Critics are even more doubtful about whether wide-scale treatment of AIDS using passive hyperimmune therapy is feasible. For Immupath to work, HemaCare must have a constant stream of HIV-positive plasma donors who are willing to give plasma every few weeks.

Dr. Michael Roth, a Beverly Hills physician who treats AIDS patients with the still-experimental passive hyperimmune therapy, said the treatment appears to be beneficial but organizing a steady parade of donors for his practice is “cumbersome and time-consuming.” Donors drop out, even when they are paid, and replacements must be recruited. “This will never be a large-scale treatment. . . . You can’t mass-produce it like a pill,” Roth said.

Financial analysts also doubt that this treatment will ever be a big moneymaker for HemaCare, even if it is effective. “The issue is not, will it work? It is, will it be practical?” said Joyce Lonergan, a biotechnology analyst with Cowen & Co. in New York.

HemaCare’s Lieberman countered that organizing a national system of donor centers is exactly the sort of thing HemaCare--a blood and plasma company--does best.

“This drug will be expensive but so is getting sick,” Lieberman said, adding that the treatment could cost about $1,000 per month per patient. “What we are doing is cumbersome and expensive. . . . But there isn’t anything else.”
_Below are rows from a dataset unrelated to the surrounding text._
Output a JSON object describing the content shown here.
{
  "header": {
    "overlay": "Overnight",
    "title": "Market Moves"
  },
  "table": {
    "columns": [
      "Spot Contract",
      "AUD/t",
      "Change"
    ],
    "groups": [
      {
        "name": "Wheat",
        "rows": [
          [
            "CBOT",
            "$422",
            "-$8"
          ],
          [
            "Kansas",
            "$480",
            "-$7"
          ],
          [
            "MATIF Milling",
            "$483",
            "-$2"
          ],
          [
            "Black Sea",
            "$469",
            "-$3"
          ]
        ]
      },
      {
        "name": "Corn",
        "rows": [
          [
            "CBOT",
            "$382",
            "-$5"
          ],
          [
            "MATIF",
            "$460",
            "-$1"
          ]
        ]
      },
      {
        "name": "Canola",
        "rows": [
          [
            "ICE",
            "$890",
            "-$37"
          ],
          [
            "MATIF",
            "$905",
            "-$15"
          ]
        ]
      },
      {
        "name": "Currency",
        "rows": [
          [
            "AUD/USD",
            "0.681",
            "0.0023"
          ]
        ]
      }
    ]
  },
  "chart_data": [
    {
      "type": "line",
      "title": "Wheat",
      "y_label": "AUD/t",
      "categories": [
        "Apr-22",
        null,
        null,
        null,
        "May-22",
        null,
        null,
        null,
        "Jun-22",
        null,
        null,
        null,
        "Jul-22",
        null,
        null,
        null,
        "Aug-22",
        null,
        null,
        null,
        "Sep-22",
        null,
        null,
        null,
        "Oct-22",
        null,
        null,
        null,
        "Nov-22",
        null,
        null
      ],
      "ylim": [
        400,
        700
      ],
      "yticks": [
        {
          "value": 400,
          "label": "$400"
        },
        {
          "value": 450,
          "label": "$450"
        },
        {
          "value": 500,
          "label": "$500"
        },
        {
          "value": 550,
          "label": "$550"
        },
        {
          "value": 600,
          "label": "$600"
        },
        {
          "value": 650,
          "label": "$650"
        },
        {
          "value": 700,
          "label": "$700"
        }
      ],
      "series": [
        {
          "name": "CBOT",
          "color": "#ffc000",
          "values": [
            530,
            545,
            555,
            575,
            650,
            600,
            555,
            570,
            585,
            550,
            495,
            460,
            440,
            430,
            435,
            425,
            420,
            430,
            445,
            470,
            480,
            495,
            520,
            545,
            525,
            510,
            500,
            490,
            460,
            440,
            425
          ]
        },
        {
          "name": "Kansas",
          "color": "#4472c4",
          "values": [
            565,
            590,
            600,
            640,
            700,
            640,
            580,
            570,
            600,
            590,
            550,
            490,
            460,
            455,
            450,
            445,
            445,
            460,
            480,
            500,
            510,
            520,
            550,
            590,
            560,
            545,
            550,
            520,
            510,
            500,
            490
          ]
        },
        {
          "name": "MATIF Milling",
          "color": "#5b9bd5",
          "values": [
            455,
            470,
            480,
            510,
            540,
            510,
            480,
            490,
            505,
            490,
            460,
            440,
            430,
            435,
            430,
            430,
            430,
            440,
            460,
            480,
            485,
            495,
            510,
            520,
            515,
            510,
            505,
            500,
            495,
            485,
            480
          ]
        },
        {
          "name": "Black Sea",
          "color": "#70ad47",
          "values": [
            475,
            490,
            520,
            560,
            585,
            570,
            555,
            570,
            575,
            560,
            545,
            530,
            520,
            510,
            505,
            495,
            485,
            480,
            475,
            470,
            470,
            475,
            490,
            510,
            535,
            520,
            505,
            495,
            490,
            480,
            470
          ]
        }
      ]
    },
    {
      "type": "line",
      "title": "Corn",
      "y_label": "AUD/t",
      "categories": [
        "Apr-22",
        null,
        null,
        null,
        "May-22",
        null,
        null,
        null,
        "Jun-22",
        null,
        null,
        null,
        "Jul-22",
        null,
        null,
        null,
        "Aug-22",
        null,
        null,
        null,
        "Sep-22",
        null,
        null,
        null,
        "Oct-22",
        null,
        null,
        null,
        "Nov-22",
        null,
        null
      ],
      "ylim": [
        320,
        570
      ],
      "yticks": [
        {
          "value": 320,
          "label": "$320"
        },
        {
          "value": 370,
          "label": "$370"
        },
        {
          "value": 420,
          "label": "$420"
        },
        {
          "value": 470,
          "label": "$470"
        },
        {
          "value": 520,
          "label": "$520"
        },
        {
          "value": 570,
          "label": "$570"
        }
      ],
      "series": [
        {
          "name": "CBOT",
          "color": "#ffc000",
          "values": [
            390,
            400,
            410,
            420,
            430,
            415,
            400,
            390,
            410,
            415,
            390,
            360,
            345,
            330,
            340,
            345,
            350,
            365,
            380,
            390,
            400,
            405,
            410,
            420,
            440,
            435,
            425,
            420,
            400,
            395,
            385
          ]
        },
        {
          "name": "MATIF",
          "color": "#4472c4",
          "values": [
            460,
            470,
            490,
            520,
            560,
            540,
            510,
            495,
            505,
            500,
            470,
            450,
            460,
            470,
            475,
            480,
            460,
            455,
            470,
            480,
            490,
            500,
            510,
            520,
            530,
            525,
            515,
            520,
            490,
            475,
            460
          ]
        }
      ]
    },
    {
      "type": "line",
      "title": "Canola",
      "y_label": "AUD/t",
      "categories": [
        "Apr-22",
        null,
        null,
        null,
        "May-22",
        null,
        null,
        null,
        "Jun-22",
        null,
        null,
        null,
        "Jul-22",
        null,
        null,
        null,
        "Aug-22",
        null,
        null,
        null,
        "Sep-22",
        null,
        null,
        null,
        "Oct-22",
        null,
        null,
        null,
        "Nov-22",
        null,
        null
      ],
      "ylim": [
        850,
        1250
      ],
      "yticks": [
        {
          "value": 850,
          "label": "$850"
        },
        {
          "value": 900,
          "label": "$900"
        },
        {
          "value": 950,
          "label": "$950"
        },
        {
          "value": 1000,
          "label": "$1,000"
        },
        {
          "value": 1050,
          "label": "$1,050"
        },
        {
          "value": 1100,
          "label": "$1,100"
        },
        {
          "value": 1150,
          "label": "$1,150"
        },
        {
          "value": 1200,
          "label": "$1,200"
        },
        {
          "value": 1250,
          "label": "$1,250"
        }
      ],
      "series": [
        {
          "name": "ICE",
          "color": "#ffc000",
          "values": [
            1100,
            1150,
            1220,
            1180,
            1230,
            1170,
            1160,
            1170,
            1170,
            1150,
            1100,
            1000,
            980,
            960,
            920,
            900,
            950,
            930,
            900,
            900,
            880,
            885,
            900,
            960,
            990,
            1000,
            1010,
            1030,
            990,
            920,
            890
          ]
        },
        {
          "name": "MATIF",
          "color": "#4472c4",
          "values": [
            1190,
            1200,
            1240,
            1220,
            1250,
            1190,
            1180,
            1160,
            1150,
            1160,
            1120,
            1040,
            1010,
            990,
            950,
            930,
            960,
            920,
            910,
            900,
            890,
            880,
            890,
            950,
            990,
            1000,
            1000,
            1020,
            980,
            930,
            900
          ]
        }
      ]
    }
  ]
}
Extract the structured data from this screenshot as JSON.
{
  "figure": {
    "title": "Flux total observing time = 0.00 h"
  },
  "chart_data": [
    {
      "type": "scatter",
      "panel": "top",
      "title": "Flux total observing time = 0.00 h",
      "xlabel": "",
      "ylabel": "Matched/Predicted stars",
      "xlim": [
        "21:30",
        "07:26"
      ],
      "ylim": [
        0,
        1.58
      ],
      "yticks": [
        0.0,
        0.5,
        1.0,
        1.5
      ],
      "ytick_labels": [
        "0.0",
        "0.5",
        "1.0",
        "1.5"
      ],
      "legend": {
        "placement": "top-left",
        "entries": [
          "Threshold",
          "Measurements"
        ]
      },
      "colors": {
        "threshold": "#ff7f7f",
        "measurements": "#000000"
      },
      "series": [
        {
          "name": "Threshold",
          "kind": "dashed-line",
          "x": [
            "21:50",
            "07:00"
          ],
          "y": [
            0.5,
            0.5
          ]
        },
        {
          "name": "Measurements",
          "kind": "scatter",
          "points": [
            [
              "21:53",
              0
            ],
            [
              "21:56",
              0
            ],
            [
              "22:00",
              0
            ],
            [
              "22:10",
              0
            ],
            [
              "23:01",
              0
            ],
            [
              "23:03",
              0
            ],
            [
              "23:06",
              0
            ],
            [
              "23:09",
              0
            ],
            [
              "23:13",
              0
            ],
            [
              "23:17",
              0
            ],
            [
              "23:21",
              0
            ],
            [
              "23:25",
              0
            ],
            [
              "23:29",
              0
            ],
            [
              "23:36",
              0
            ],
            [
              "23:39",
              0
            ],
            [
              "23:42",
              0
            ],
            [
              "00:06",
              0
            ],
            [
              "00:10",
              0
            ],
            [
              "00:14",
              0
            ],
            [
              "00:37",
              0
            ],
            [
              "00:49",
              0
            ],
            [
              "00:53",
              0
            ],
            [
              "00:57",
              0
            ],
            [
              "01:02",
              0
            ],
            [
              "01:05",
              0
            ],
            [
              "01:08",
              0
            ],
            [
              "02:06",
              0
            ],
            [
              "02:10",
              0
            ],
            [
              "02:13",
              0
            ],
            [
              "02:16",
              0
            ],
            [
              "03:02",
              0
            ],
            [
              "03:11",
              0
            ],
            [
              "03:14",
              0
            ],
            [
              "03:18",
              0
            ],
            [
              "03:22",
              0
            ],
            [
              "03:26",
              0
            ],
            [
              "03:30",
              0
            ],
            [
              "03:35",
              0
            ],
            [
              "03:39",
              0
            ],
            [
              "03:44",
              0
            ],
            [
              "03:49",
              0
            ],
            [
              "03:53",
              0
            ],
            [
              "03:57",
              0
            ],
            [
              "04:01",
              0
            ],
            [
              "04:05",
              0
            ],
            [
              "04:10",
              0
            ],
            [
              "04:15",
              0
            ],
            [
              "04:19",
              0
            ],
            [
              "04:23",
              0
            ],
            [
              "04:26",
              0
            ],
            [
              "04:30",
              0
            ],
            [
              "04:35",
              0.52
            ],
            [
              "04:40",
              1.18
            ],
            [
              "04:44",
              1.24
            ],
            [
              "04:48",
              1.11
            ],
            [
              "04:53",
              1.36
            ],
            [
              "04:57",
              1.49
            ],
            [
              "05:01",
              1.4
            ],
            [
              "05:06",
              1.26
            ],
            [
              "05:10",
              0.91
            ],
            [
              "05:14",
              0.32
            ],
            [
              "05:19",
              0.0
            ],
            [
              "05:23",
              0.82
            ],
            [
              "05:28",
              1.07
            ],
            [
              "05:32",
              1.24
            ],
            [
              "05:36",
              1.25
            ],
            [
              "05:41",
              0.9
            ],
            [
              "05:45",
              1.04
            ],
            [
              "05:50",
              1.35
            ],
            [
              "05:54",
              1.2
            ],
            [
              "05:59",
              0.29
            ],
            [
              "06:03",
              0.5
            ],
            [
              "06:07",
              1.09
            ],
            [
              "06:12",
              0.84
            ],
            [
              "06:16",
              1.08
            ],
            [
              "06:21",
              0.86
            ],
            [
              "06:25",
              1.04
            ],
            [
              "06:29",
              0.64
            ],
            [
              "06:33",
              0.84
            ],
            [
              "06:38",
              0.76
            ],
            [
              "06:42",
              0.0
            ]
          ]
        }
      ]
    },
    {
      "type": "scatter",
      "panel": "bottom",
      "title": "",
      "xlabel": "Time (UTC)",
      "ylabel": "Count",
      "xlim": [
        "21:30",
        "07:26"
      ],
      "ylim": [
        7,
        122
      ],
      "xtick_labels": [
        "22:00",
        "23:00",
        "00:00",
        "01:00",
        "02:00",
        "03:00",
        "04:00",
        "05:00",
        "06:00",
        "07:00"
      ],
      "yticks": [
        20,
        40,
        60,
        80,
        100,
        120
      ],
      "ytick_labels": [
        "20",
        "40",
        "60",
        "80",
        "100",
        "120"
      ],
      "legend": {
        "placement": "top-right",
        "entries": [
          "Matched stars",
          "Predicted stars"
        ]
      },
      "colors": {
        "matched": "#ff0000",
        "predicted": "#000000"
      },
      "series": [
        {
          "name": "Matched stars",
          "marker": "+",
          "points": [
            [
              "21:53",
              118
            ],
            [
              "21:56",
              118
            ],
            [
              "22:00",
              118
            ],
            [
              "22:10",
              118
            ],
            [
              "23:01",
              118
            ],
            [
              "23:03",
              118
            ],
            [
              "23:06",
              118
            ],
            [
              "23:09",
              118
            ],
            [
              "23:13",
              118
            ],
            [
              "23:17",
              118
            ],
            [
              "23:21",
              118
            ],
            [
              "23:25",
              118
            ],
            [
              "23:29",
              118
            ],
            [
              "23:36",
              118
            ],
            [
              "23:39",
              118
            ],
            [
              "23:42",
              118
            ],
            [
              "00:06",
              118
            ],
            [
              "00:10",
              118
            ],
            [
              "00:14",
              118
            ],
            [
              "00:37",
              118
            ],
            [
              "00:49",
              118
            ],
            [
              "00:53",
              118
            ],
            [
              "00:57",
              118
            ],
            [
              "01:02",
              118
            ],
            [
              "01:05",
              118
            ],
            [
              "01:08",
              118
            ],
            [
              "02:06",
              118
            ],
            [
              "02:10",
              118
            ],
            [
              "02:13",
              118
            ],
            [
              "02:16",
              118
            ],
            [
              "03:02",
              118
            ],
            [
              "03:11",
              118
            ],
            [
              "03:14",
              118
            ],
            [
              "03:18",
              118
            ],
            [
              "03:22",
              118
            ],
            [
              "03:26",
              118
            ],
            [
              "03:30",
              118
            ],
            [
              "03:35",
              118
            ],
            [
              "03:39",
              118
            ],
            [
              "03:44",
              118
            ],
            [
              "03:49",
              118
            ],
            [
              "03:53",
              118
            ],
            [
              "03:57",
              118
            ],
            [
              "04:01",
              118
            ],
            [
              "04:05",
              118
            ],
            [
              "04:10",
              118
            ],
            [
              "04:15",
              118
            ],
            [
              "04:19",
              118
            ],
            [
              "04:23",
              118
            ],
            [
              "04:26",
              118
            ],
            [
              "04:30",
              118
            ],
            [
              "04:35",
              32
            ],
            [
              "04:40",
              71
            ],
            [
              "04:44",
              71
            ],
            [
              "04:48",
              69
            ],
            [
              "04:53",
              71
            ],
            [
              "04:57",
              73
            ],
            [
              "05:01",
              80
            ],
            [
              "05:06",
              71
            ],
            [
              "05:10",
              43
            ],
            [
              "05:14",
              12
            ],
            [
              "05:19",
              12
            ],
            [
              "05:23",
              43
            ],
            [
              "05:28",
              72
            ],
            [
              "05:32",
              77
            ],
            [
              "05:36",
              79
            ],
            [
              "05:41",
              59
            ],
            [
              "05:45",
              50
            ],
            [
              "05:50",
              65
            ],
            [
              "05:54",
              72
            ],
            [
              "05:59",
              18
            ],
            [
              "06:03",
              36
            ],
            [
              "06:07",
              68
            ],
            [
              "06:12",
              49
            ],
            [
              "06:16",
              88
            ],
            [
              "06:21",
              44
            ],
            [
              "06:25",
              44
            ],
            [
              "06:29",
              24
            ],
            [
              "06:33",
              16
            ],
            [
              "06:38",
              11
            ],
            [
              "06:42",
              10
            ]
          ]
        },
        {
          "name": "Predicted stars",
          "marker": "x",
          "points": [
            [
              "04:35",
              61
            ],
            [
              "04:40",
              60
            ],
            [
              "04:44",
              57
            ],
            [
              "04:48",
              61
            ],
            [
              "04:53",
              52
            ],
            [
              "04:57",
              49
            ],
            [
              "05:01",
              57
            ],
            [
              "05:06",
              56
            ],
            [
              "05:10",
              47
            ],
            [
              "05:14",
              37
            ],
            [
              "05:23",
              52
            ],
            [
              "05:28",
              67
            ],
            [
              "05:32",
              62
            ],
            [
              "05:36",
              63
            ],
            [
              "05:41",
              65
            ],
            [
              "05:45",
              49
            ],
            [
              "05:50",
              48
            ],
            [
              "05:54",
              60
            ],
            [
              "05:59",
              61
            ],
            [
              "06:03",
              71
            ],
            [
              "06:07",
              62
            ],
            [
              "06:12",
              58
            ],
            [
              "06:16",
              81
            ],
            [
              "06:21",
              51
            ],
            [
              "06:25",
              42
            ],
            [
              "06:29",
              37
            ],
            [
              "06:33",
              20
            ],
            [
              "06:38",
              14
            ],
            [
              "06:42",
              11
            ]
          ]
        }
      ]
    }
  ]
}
The company is also considering testing a related product called intravenous immune gamma globulin--in essence, a distillation of antibodies derived from human plasma. HemaCare is building a production plant in Valencia to mass-produce treated whole plasma as well as the more concentrated immune gamma globulin.

But, of course, for all this to happen HemaCare needs more money and encouraging results both in the lab and on Wall Street.